Temporal Cardiovascular Dynamics for Improved PPG-Based Heart Rate Estimation

Abstract-- The oscillations of the human heart rate are inherently complex and non-linear--they are best described by mathematical chaos, and they present a challenge when applied to the practical domain of cardiovascular health monitoring in everyday life. In this work, we study the non-linear chaotic behavior of heart rate through mutual information and introduce a novel approach for enhancing heart rate estimation in real-life conditions. Our proposed approach not only explains and handles the non-linear temporal complexity from a mathematical perspective but also improves the deep learning solutions when combined with them. We validate our proposed method on four established datasets from real-life scenarios and compare its performance with existing algorithms thoroughly with extensive ablation experiments. Our results demonstrate a substantial improvement, up to 40%, of the proposed approach in estimating heart rate compared to traditional methods and existing machine-learning techniques while reducing the reliance on multiple sensing modalities and eliminating the need for post-processing steps.

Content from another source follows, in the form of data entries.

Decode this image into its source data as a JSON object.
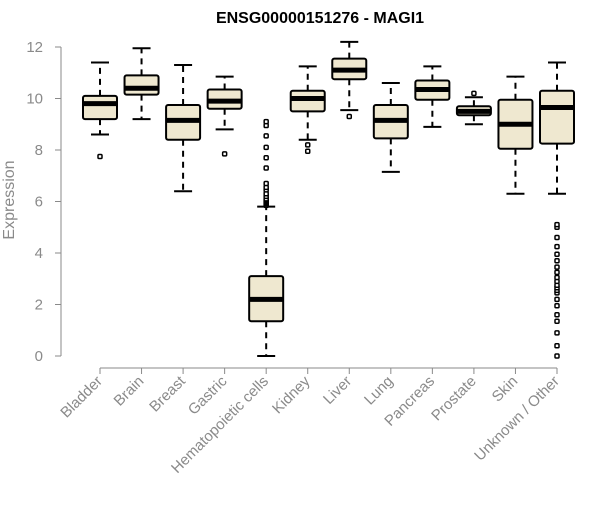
{
  "chart_data": {
    "type": "boxplot",
    "title": "ENSG00000151276 - MAGI1",
    "xlabel": "",
    "ylabel": "Expression",
    "ylim": [
      0,
      12
    ],
    "yticks": [
      0,
      2,
      4,
      6,
      8,
      10,
      12
    ],
    "grid": false,
    "legend": "none",
    "colors": {
      "box_fill": "#EFE8D0",
      "box_stroke": "#000000",
      "axis": "#8a8a8a",
      "title": "#000000"
    },
    "categories": [
      "Bladder",
      "Brain",
      "Breast",
      "Gastric",
      "Hematopoietic cells",
      "Kidney",
      "Liver",
      "Lung",
      "Pancreas",
      "Prostate",
      "Skin",
      "Unknown / Other"
    ],
    "boxes": [
      {
        "category": "Bladder",
        "whisker_low": 8.6,
        "q1": 9.2,
        "median": 9.8,
        "q3": 10.1,
        "whisker_high": 11.4,
        "outliers": [
          7.75
        ]
      },
      {
        "category": "Brain",
        "whisker_low": 9.2,
        "q1": 10.15,
        "median": 10.4,
        "q3": 10.9,
        "whisker_high": 11.95,
        "outliers": []
      },
      {
        "category": "Breast",
        "whisker_low": 6.4,
        "q1": 8.4,
        "median": 9.15,
        "q3": 9.75,
        "whisker_high": 11.3,
        "outliers": []
      },
      {
        "category": "Gastric",
        "whisker_low": 8.8,
        "q1": 9.6,
        "median": 9.9,
        "q3": 10.35,
        "whisker_high": 10.85,
        "outliers": [
          7.85
        ]
      },
      {
        "category": "Hematopoietic cells",
        "whisker_low": 0.0,
        "q1": 1.35,
        "median": 2.2,
        "q3": 3.1,
        "whisker_high": 5.8,
        "outliers": [
          5.85,
          5.9,
          5.95,
          6.0,
          6.05,
          6.1,
          6.2,
          6.3,
          6.45,
          6.55,
          6.7,
          7.3,
          7.7,
          8.1,
          8.55,
          8.95,
          9.1
        ]
      },
      {
        "category": "Kidney",
        "whisker_low": 8.4,
        "q1": 9.5,
        "median": 10.0,
        "q3": 10.3,
        "whisker_high": 11.25,
        "outliers": [
          7.95,
          8.2
        ]
      },
      {
        "category": "Liver",
        "whisker_low": 9.55,
        "q1": 10.75,
        "median": 11.1,
        "q3": 11.55,
        "whisker_high": 12.2,
        "outliers": [
          9.3
        ]
      },
      {
        "category": "Lung",
        "whisker_low": 7.15,
        "q1": 8.45,
        "median": 9.15,
        "q3": 9.75,
        "whisker_high": 10.6,
        "outliers": []
      },
      {
        "category": "Pancreas",
        "whisker_low": 8.9,
        "q1": 9.95,
        "median": 10.35,
        "q3": 10.7,
        "whisker_high": 11.25,
        "outliers": []
      },
      {
        "category": "Prostate",
        "whisker_low": 9.0,
        "q1": 9.35,
        "median": 9.5,
        "q3": 9.7,
        "whisker_high": 10.05,
        "outliers": [
          10.2
        ]
      },
      {
        "category": "Skin",
        "whisker_low": 6.3,
        "q1": 8.05,
        "median": 9.0,
        "q3": 9.95,
        "whisker_high": 10.85,
        "outliers": []
      },
      {
        "category": "Unknown / Other",
        "whisker_low": 6.3,
        "q1": 8.25,
        "median": 9.65,
        "q3": 10.3,
        "whisker_high": 11.4,
        "outliers": [
          0.0,
          0.4,
          0.9,
          1.35,
          1.6,
          1.95,
          2.2,
          2.45,
          2.55,
          2.65,
          2.75,
          2.9,
          3.05,
          3.25,
          3.45,
          3.7,
          3.95,
          4.25,
          4.6,
          5.0,
          5.1
        ]
      }
    ]
  }
}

Healthy biological systems exhibit complex patterns of variability that can be described by mathematical chaos [1], [2]. A healthy heart is not a metronome; instead, its complex and constantly changing oscillations enable the cardiovascular system to rapidly adjust to sudden physical and psychological challenges to homeostasis [2]. Therefore, measuring heart rate (HR) during daily life has significant importance in monitoring individuals' health.